Les entreprises constituent un maillon essentiel de cette rivalité. Aux États-Unis, des groupes comme Intel et Tesla défendent les chaînes d’approvisionnement « friendshorées ». En face, les géants chinois tels que Ganfeng Lithium dominent toujours les marchés d’extraction en Australie et au Chili. L’Union européenne, quant à elle, mobilise ses industriels — notamment Safran et Airbus — pour soutenir RESourceEU. L’affrontement entre capital américain et savoir-faire logistique chinois se joue ainsi sur plusieurs continents à la fois.
Technologies et suprématie mondiale
Derrière cette guerre des minerais se profile un enjeu plus large : la maîtrise des technologies clés, des semi-conducteurs à l’intelligence artificielle, piliers de la puissance économique et militaire. Les États-Unis craignent une dépendance à la Chine pour les composants critiques des F-35 ou des data centers. La Pax Silica vise donc à contrôler l’ensemble des chaines de valeur, de l’extraction à la transformation. Mais la Chine conserve une avance majeure : elle produit près de 70% des batteries lithium-ion mondiales.
Sur le plan géopolitique, cette rivalité accroît les tensions en Afrique, où Pékin finance depuis longtemps infrastructures et ports en échange d’un accès préférentiel aux ressources. Les États-Unis peinent encore à rivaliser, malgré des promesses d’investissements accrus. Parallèlement, la volatilité du marché — les prix des terres rares ont bondi de 30% en 2025 — pèse sur le coût des énergies vertes et de la défense. L’enjeu dépasse donc la simple compétition économique : il s’agit d’une lutte pour la souveraineté technologique dans un monde multipolaire.

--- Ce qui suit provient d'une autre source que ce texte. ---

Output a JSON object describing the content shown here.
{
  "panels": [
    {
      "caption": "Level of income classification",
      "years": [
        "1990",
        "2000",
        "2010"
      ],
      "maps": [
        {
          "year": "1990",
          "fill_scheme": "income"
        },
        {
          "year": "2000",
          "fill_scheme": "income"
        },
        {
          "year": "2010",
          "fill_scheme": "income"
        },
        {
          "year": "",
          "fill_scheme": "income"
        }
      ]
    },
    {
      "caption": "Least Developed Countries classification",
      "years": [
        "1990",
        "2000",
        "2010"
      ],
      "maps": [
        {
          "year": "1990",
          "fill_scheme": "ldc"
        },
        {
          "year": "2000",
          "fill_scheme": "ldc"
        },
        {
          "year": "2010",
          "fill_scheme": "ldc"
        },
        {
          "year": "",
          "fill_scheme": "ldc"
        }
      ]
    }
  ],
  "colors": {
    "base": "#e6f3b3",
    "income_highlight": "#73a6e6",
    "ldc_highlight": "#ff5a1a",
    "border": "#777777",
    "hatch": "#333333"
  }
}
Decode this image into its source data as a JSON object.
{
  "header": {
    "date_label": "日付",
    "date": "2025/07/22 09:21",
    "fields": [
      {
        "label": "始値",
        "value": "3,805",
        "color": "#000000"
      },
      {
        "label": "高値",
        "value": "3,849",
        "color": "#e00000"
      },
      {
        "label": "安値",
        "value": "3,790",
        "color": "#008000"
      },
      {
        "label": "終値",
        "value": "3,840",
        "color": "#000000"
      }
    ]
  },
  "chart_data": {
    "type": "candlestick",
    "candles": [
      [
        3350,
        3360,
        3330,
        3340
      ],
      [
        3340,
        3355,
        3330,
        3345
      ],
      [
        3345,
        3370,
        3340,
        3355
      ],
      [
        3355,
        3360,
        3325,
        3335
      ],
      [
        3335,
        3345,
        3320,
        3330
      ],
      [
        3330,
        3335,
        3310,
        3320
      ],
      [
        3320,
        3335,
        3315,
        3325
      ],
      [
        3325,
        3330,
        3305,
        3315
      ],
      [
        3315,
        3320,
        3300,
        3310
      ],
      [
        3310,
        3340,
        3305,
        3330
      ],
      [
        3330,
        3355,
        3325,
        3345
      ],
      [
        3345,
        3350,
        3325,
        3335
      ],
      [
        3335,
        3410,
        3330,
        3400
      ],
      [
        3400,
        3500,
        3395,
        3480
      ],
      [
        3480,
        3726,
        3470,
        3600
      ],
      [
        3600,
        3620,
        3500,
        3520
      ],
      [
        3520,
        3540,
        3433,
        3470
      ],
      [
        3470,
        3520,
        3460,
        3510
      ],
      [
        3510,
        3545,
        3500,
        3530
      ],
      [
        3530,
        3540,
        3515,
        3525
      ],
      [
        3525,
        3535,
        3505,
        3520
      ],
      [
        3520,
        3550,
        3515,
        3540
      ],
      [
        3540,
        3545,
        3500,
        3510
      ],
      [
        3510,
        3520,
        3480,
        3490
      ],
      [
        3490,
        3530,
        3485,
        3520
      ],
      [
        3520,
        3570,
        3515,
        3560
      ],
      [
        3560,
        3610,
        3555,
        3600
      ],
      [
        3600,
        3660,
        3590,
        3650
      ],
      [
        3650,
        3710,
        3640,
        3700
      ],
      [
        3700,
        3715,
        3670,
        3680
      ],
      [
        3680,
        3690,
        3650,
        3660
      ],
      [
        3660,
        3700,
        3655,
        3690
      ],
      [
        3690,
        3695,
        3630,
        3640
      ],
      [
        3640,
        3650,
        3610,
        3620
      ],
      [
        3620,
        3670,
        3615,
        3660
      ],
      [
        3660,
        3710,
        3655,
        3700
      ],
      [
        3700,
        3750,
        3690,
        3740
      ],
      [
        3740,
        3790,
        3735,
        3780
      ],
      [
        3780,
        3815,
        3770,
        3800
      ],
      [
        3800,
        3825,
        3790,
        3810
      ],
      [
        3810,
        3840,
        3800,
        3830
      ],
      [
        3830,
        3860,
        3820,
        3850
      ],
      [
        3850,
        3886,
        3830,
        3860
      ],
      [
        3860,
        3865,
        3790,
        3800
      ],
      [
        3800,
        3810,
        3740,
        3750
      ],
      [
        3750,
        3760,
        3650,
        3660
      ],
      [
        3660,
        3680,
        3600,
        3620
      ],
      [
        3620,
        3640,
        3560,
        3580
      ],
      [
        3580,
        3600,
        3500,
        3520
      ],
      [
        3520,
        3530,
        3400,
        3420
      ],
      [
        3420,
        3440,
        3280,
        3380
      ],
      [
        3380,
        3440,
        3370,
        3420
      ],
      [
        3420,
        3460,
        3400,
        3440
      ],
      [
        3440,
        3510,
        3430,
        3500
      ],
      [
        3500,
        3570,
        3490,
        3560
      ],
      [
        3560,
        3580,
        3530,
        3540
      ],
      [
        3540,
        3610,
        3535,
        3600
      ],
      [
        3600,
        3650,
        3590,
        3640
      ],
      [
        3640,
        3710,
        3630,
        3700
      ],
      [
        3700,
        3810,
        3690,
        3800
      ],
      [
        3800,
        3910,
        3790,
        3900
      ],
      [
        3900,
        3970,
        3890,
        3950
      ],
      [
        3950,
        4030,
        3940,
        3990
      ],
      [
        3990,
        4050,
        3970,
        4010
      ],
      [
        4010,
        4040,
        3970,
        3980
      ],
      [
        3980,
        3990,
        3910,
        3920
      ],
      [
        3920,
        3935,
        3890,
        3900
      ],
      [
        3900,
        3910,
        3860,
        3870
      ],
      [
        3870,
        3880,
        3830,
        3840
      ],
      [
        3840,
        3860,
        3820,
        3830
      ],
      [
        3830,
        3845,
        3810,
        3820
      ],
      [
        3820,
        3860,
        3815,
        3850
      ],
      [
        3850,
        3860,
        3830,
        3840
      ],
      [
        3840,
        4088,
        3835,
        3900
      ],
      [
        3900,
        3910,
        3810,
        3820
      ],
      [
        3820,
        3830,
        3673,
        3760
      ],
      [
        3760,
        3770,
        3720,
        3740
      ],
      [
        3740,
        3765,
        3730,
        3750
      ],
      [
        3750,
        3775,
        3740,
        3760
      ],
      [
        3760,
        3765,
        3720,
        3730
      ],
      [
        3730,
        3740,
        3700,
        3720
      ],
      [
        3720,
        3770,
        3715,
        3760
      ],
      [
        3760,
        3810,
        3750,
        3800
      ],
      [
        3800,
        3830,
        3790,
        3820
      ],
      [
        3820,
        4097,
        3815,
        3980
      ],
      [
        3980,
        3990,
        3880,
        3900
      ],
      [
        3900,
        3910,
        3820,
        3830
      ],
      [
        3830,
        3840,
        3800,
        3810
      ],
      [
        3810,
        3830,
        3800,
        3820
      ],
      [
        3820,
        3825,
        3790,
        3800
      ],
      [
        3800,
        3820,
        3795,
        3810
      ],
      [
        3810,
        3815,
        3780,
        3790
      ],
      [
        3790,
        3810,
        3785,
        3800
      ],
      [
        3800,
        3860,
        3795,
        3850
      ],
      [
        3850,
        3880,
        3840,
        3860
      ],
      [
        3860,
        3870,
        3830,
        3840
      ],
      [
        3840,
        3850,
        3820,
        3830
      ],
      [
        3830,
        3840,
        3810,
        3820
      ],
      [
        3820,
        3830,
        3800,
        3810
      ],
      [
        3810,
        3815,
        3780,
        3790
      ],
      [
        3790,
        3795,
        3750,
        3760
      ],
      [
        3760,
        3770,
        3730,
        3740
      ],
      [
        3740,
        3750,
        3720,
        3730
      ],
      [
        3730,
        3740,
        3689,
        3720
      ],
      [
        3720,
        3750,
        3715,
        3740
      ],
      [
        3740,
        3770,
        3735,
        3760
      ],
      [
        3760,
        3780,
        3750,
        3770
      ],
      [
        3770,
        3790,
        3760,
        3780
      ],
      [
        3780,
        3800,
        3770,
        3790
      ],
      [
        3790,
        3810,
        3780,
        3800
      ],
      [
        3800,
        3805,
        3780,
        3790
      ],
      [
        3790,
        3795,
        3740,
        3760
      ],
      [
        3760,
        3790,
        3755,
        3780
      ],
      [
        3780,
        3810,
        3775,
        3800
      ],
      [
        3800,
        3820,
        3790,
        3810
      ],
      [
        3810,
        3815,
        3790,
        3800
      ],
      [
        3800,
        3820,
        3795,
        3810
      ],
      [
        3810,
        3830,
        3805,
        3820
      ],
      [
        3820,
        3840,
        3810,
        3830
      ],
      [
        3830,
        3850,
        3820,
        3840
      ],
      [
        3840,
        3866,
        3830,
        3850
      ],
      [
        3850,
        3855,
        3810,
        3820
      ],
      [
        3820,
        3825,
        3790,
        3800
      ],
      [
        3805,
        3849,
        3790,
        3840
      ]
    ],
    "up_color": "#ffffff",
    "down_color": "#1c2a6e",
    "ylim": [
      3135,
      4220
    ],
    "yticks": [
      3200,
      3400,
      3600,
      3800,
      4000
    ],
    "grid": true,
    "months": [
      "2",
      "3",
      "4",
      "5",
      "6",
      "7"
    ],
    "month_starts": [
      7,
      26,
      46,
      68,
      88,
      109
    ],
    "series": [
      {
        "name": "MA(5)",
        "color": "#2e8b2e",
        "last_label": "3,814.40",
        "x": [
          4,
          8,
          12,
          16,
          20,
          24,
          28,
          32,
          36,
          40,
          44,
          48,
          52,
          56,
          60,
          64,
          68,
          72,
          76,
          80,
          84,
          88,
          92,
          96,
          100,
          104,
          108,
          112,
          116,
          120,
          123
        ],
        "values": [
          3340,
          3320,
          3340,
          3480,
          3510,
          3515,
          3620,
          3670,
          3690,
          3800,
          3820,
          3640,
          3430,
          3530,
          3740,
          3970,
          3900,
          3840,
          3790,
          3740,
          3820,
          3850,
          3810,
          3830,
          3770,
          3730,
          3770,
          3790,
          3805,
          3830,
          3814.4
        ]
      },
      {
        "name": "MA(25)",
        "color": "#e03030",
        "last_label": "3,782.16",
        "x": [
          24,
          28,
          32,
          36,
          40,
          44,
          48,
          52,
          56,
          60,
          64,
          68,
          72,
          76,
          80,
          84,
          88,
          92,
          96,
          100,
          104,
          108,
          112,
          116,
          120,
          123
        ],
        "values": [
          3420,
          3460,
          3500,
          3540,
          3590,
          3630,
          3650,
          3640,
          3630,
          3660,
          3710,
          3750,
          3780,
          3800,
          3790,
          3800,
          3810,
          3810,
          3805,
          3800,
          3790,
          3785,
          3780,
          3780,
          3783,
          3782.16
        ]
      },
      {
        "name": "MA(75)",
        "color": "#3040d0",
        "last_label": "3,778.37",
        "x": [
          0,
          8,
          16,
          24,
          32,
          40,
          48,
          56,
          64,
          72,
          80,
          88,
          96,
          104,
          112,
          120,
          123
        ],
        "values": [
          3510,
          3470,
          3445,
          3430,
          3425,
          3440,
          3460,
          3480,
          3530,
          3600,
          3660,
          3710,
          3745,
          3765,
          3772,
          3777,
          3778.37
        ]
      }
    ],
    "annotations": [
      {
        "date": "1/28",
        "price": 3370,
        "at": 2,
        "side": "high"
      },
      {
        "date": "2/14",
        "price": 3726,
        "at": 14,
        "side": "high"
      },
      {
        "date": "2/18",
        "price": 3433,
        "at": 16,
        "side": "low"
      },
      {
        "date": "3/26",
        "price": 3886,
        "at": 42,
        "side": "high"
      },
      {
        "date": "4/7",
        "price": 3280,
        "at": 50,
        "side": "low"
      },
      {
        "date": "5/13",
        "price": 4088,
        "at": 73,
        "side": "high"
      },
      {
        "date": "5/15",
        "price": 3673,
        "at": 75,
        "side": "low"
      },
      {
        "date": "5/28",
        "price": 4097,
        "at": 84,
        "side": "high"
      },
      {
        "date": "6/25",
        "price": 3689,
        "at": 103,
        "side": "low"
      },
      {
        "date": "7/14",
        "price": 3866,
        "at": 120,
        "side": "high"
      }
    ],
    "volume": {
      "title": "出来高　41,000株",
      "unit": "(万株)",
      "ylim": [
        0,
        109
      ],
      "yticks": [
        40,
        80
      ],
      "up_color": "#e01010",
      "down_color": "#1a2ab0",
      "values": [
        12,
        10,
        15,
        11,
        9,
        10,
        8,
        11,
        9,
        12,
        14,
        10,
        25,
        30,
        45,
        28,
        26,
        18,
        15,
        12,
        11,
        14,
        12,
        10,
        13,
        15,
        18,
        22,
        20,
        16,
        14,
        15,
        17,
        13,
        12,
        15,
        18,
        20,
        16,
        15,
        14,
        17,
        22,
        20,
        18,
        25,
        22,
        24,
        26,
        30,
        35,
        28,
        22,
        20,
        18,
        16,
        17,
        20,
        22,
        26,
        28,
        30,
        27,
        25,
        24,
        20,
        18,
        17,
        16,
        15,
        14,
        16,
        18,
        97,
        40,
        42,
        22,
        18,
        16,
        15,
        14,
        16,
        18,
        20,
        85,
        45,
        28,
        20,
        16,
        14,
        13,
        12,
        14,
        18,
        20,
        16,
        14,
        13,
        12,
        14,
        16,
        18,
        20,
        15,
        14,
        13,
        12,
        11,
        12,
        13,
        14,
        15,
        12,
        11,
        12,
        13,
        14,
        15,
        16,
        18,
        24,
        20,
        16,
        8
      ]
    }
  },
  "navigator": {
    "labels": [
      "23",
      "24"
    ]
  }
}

Une bataille mondiale à long terme
À court terme, la suspension chinoise des contrôles à l’exportation offre une fenêtre d’opportunité aux Américains pour sécuriser de nouveaux accords miniers, notamment en Zambie et en République démocratique du Congo. Mais selon les analystes, Pékin pourrait rétablir certaines restrictions dès la fin de l’année si les tensions commerciales reprennent. L’Europe vise pour sa part à porter à 10% sa production domestique de matériaux critiques d’ici 2030, tout en restant dépendante des importations asiatiques.
Sur le terrain, la disproportion reste flagrante : la Chine détient environ 60% des réserves mondiales de terres rares, contre seulement 1,5% pour les États-Unis, qui injectent 5 milliards de dollars dans de nouveaux sites miniers. L’extension prochaine de la Pax Silica à l’Inde est à l’étude, après son exclusion initiale pour raisons stratégiques, afin de contrebalancer la montée en puissance indienne dans le raffinage. Les prochains mois mettront à l’épreuve la solidité des alliances occidentales face à la puissance combinée du modèle chinois.
En définitive, la rivalité sino-américaine autour des minéraux critiques oppose deux systèmes : l’un coalitionnel et financier, l’autre vertical et étatique. Les développements de 2026 dépendront de la capacité des États-Unis à convertir leur influence diplomatique en leviers industriels concrets, tandis que Pékin consolide inexorablement son avance technologique. Jusqu’ici, les signaux pointent vers une escalade maîtrisée, sans rupture brutale mais avec un affrontement global bien engagé.